Nuclear bomb ICAN Nobel Peace Prize youth politiciansNuclear bomb. Photo: Pixabay.com

ICAN leader: – Nuclear weapons are prehistoric

ICAN leader Beatrice Fihn asks world leaders to make a choice and create a policy that is not dependent on nuclear weapons.


Sunday, the International Campaign Against Nuclear Weapons (ICAN) are presented with the Nobel Peace Prize. On Saturday, ICAN leader Beatrice Fihn, survivor of the Hiroshima bomb, Setsuko Thurlow, and one of ICAN’s founders, Tilman Ruff, attended a press conference in Oslo.

There Fihn got the initial speech and went straight to the core of the organization’s message:

– We must force our leaders to make a policy that does not depend on nuclear weapons, Fihn firmly stated, before using North Korea and the United States as examples.

– You can ask yourself: Are you comfortable with Kim Jong-un having nuclear weapons? Are you comfortable with Donald J. Trump having nuclear weapons? If you’re not comfortable with that, you’re not comfortable with nuclear weapons.

ICAN asks the two leaders to reduce the rhetoric and work together to defuse the conflict.

Take a stand

Fihn implroed the world leaders to take a stand.

– Nuclear weapons are prehistoric. Mass destruction is prehistoric. We must force our leaders to make policies that is not dependent on the production of nuclear weapons, she said.During the questions section, Fihn urged all NATO countries to show that they are working towards a world without nuclear weapons.

– NATO has a clear goal in its security policy, and it’s a world without nuclear weapons. I expect all NATO countries and NATO’s Secretary-General to show us that they are working towards that goal, Fihn states.

She also encouraged all NATO countries to support the treaty and find ways to join in. She however did not specifically mention the other nuclear nations.

Remove nuclear weapons

The International Nuclear Weapons Campaign (ICAN) is working towards that all countries should join an UN Treaty on Nuclear Weapons. July 7, 2017 the UN General Assembly voted for the treaty, with Norway, among many other nations including the nuclear nations abstaining.

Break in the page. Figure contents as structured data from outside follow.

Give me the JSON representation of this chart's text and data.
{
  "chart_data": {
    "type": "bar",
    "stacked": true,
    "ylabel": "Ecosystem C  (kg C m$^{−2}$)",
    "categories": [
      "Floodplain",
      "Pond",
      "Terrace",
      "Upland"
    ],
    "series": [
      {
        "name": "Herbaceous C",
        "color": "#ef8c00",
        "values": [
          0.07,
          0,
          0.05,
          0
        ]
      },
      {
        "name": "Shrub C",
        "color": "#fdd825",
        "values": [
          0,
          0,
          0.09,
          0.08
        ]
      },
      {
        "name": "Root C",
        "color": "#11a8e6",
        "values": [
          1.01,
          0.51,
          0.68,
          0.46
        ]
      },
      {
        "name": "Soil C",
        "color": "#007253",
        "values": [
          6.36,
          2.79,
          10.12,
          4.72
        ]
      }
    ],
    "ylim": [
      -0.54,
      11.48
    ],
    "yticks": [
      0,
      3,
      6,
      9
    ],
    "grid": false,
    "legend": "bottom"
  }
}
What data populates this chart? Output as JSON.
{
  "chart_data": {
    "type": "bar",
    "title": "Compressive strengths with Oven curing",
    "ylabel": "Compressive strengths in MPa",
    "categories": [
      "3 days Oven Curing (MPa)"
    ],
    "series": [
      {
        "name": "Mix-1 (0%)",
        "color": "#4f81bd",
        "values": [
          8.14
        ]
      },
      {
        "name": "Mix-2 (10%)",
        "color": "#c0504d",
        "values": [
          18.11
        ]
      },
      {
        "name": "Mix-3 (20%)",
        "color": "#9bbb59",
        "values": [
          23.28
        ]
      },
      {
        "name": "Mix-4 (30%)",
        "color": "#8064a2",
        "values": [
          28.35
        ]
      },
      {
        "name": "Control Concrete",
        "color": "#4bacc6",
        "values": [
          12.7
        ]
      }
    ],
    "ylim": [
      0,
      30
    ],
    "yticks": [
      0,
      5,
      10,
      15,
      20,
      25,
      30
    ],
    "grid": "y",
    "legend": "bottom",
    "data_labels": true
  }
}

On Friday, December 8, three more countries signed the treaty, already signed by 56 countries. Several countries will sign the treaty during the weeks that come, ICAN stated.

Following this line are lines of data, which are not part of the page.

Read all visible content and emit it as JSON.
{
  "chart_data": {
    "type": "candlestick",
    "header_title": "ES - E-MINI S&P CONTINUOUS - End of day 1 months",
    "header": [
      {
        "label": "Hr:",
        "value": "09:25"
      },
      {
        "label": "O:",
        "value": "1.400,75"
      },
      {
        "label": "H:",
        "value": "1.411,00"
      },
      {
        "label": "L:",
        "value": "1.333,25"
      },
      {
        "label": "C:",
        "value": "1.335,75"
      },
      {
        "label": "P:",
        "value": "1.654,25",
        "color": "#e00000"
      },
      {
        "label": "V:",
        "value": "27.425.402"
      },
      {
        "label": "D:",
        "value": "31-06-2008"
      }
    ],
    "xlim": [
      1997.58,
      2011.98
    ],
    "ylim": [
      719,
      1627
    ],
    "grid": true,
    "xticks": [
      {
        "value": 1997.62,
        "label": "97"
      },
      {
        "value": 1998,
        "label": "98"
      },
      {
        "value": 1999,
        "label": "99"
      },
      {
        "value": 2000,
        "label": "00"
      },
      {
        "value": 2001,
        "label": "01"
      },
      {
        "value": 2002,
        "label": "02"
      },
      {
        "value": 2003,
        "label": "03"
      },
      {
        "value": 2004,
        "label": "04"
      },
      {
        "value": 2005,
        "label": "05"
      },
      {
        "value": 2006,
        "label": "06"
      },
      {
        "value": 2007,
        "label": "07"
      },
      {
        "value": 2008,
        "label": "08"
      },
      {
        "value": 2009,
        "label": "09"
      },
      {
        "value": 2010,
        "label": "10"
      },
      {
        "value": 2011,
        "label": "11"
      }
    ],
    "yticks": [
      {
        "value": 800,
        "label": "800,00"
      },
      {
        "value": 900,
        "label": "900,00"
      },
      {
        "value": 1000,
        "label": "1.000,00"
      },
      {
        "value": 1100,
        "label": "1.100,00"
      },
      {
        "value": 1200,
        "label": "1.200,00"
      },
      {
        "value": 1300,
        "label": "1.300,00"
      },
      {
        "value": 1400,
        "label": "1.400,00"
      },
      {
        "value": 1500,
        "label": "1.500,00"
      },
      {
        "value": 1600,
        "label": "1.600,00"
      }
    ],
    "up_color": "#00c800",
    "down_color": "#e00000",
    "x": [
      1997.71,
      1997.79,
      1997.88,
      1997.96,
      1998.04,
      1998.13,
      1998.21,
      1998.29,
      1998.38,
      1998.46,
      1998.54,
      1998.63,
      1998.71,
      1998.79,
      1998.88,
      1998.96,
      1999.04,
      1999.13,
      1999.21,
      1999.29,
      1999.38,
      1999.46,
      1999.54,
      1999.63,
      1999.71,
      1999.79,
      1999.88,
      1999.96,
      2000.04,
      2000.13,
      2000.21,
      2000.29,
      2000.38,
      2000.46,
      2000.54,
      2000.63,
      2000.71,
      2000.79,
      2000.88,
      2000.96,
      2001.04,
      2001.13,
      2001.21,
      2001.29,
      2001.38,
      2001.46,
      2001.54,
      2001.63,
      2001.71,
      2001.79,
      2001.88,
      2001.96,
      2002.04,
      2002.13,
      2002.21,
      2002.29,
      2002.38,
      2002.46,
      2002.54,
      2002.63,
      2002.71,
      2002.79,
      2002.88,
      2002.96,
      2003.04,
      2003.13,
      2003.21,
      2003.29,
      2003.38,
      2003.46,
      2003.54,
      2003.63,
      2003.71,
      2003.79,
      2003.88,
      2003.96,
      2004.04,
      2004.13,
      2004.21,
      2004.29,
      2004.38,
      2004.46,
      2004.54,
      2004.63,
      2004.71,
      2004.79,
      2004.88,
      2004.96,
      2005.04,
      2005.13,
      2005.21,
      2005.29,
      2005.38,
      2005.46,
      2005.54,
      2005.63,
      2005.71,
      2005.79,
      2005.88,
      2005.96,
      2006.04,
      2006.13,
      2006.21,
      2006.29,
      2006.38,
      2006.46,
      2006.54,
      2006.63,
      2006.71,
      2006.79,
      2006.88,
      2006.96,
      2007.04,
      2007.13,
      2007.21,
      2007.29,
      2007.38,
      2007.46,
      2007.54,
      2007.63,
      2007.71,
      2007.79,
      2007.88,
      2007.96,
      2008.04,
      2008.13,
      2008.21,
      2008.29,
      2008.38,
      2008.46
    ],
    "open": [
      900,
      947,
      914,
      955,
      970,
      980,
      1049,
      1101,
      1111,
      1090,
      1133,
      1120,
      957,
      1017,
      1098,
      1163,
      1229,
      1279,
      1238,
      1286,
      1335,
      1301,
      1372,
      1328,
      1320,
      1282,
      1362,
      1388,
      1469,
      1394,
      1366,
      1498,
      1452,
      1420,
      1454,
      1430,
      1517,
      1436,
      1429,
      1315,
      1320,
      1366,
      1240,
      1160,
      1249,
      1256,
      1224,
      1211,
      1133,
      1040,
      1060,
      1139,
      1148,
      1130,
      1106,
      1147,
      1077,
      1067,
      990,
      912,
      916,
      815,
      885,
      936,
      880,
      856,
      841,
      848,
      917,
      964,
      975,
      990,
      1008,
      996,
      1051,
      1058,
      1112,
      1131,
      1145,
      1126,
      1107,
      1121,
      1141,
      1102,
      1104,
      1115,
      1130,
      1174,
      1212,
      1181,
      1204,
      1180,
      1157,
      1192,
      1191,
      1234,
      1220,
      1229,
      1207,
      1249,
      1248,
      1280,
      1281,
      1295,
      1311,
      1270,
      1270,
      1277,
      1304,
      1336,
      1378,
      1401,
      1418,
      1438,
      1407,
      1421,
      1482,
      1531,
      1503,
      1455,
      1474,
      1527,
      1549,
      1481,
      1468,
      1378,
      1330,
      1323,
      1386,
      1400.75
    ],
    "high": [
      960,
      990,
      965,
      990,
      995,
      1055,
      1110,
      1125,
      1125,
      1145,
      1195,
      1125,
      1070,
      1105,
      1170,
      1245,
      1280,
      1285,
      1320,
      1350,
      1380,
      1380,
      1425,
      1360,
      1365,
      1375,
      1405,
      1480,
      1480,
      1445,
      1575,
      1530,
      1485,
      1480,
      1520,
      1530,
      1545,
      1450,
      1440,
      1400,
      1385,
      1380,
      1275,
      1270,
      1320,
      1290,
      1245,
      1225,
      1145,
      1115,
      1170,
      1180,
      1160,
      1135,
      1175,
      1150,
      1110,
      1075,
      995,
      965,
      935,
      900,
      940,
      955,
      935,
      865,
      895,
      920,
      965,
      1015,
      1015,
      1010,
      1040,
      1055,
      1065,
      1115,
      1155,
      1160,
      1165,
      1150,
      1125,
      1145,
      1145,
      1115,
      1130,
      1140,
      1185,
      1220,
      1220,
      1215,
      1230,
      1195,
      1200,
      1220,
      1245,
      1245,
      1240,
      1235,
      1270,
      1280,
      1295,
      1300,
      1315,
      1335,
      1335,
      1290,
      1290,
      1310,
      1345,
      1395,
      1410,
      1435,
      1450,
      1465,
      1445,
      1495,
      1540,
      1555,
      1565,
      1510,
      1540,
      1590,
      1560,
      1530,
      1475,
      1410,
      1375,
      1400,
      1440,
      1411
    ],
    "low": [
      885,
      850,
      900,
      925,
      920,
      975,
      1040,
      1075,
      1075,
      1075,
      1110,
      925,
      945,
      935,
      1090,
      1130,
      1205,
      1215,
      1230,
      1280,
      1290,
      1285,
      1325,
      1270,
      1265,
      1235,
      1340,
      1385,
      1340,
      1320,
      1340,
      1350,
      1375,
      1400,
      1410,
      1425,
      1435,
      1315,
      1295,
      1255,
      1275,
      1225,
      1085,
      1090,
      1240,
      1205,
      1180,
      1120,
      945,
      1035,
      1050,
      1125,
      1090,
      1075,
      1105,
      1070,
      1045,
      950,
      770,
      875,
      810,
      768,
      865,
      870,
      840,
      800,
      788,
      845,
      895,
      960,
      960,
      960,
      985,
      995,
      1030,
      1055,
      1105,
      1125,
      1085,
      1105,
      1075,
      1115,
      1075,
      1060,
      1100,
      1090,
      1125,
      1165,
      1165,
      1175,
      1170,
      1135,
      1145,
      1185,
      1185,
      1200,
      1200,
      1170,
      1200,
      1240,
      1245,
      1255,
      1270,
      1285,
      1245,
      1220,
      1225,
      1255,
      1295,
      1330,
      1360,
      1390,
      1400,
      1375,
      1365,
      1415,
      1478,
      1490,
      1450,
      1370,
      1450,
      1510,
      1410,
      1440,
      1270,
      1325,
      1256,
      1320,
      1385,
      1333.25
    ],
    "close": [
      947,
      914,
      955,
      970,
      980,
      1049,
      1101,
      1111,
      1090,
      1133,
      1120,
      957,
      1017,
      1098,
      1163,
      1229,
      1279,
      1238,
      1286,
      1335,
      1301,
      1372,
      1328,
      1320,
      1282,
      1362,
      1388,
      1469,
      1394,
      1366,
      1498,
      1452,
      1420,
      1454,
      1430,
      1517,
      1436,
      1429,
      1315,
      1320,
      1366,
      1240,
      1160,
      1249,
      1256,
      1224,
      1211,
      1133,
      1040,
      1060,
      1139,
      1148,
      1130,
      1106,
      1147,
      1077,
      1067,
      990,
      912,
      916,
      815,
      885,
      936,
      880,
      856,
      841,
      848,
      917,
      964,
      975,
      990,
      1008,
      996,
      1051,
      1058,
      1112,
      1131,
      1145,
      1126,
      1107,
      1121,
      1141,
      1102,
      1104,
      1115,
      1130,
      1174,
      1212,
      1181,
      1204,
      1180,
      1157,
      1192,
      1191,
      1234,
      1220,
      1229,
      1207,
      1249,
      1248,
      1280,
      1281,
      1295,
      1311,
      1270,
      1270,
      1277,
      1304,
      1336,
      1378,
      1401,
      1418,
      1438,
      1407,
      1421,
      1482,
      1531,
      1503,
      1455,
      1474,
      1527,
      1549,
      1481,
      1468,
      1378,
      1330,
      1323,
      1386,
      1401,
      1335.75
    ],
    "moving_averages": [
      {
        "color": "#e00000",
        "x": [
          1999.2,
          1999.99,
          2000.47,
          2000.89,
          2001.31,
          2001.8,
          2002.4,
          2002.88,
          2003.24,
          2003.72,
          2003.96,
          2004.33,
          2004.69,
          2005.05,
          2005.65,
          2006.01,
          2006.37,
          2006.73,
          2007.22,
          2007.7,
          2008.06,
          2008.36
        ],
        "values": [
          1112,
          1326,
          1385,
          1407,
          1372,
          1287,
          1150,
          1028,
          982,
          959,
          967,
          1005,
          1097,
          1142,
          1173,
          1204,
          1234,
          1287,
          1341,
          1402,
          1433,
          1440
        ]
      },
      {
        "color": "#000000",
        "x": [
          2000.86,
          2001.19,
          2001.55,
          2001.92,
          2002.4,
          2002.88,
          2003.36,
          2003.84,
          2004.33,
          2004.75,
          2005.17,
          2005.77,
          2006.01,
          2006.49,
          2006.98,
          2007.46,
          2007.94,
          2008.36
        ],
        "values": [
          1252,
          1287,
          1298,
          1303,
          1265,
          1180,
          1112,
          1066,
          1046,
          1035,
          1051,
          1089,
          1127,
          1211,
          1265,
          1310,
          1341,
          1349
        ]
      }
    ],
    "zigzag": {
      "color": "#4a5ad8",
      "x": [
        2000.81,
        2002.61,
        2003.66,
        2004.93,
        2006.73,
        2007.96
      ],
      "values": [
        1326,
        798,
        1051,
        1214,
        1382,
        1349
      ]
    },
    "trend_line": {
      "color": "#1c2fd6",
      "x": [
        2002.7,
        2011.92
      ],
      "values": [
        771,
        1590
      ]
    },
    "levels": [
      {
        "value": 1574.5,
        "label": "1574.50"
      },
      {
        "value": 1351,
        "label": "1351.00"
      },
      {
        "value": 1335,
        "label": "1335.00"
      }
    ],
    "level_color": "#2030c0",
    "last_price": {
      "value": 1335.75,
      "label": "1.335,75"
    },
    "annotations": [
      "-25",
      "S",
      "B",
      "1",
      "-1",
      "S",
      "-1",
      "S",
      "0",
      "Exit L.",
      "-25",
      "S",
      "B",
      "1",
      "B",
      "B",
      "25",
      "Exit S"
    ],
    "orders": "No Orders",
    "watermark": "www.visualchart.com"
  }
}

One of ICAN’s founders, Australian Tilman Ruff, pointed out to the press that ICAN not only works for nuclear weapons disarmament, but they are working to remove nuclear weapons entirely.

The Nobel Prize includes SEK 9 million. The money will be used by ICAN to initiate a  fund called the “1,000-days fund”. The fund will be used to strengthen the organization’s work for the next 1,000 days.

Hiroshima survivor

Hiroshima survivor Setsuko Thurlow will receive the Nobel Peace Prize on behalf of ICAN on Sunday. On Saturday, Thurlow told her that she and other survivors after the attack in 1945 for decades fought nuclear weapons. But they did not feel they were heard.

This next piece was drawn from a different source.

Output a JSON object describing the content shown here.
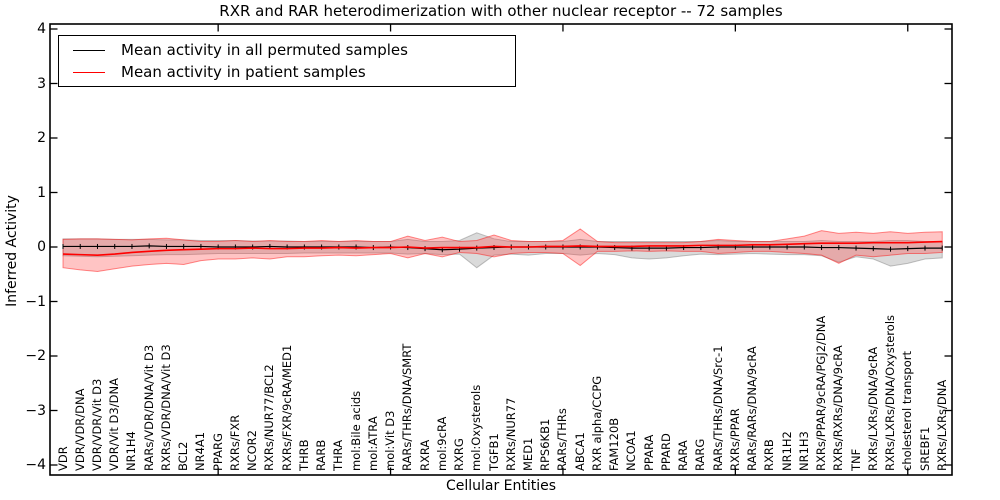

– We told the story, but the world did not listen, therefore we decided to collaborate with ICAN, says Thurlow.

On questions from NTB about her thoughts  on that a number of foreign ambassadors, including the United States, Britain and France, won’t attend Sunday’s award ceremony, she responded:

– When I heard about it, I was not surprised. This is not the first time they behave in this manner.